"What is the matter with you, you queer little creature?" said Miss Ramsay. "What in the world are you crying about?"

"I is so bitter dis'pointed," repeated Diana.

"What, because I don't hate your Aunt Jane?"

"I is bitter dis-pointed," repeated Diana. "I thought, course, you hated her, 'cos I saw her look at you so smart like, and order you to be k'ick this morning, and I thought, 'Miss Wamsay don't like that, and course Miss Wamsay hates her, and if Miss Wamsay hates her, well, she'll help me, 'cos I hates her awful.'"

"But do you know that all this is very wrong?" said Miss Ramsay.

"W'ong don't matter," answered Diana, sweeping her hand in a certain direction, as if she were pushing wrong quite out of sight. "I hate her, and I want to punish her. You ought to hate her, 'cos she told you to be k'ick, and she looked at you with a kind of a fwown. Won't you twy and begin? Do, p'ease."

"I really never heard anything like this before in the whole course of my life," said Miss Ramsay. "Mrs. Dolman did warn me to be prepared for much, but I never heard a Christian child speak in the way you are doing."

"I isn't a Chwistian child," said Diana. "I is a heathen. Did you never hear of Diana what lived long, long ago?—the beautiful, bwave lady that shotted peoples whenever she p'eased with her bow and arrows?"

"Do you mean the heathen goddess?" said Miss Ramsay.

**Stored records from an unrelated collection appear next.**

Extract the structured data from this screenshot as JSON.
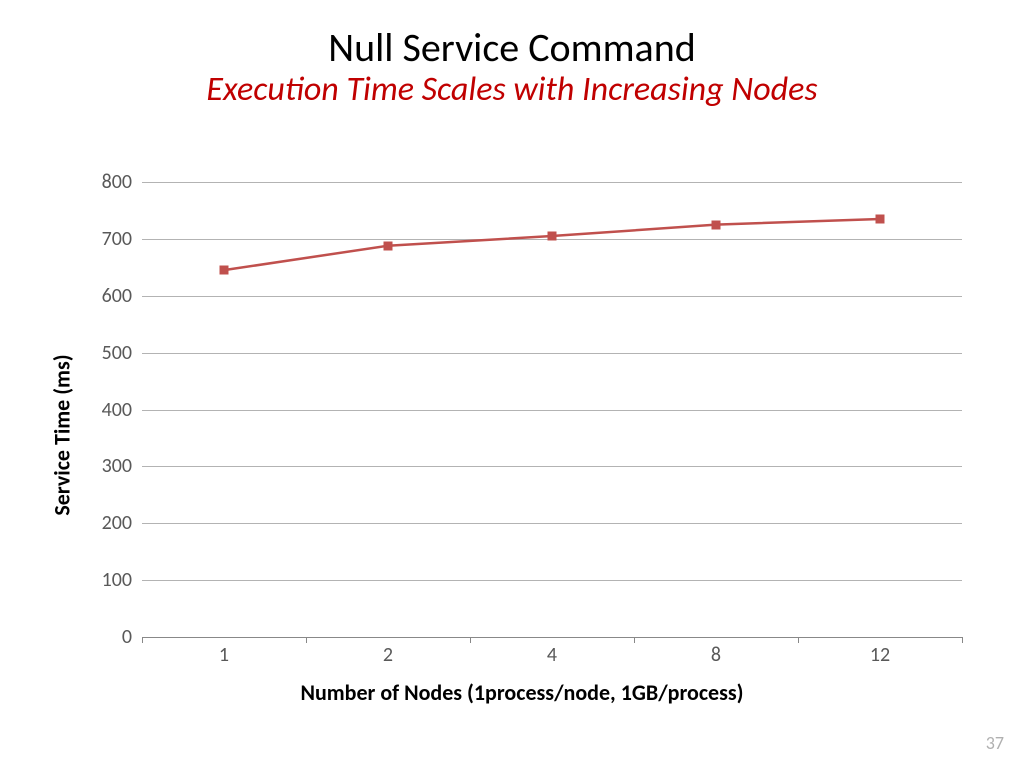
{
  "header": {
    "title": "Null Service Command",
    "subtitle": "Execution Time Scales with Increasing Nodes",
    "title_color": "#000000",
    "subtitle_color": "#c00000",
    "title_fontsize": 40,
    "subtitle_fontsize": 34
  },
  "chart": {
    "type": "line",
    "y_label": "Service  Time (ms)",
    "x_label": "Number of Nodes (1process/node, 1GB/process)",
    "axis_label_fontsize": 22,
    "tick_fontsize": 20,
    "ylim": [
      0,
      800
    ],
    "ytick_step": 100,
    "x_categories": [
      "1",
      "2",
      "4",
      "8",
      "12"
    ],
    "values": [
      645,
      688,
      705,
      725,
      735
    ],
    "line_color": "#c0504d",
    "line_width": 2.5,
    "marker_shape": "square",
    "marker_size": 9,
    "marker_color": "#c0504d",
    "grid_color": "#b3b3b3",
    "background_color": "#ffffff",
    "tick_label_color": "#595959"
  },
  "footer": {
    "page_number": "37"
  }
}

"I don't know what you call her, but I is named after her, and I mean to be like her. My beautiful mother said I was to be like her, and I'm going to twy. See, now, here is the bow"—she held up the crooked bow as she spoke—"and I only want the arrow. Will you help me to make the arrow? I thought—oh, I did think—that if you hated Aunt Jane you would help me to make the arrow. Here's the stick, and if you have a knife in your pocket you can just sharpen it, and it will make the most perfect arrow in all the world. I'll love you then. I'll help you always. I'll do my lessons if you ask me, and I'll twy to be good to you; 'cos you and me we'll both have our enemies, and p'w'aps, if I'm not stwong enough to use the bow, p'w'aps you could use it, and we might go about together and sting our enemies, and be weal fwiends. Will you twy? Will you make me the little arrow, p'ease, p'ease?"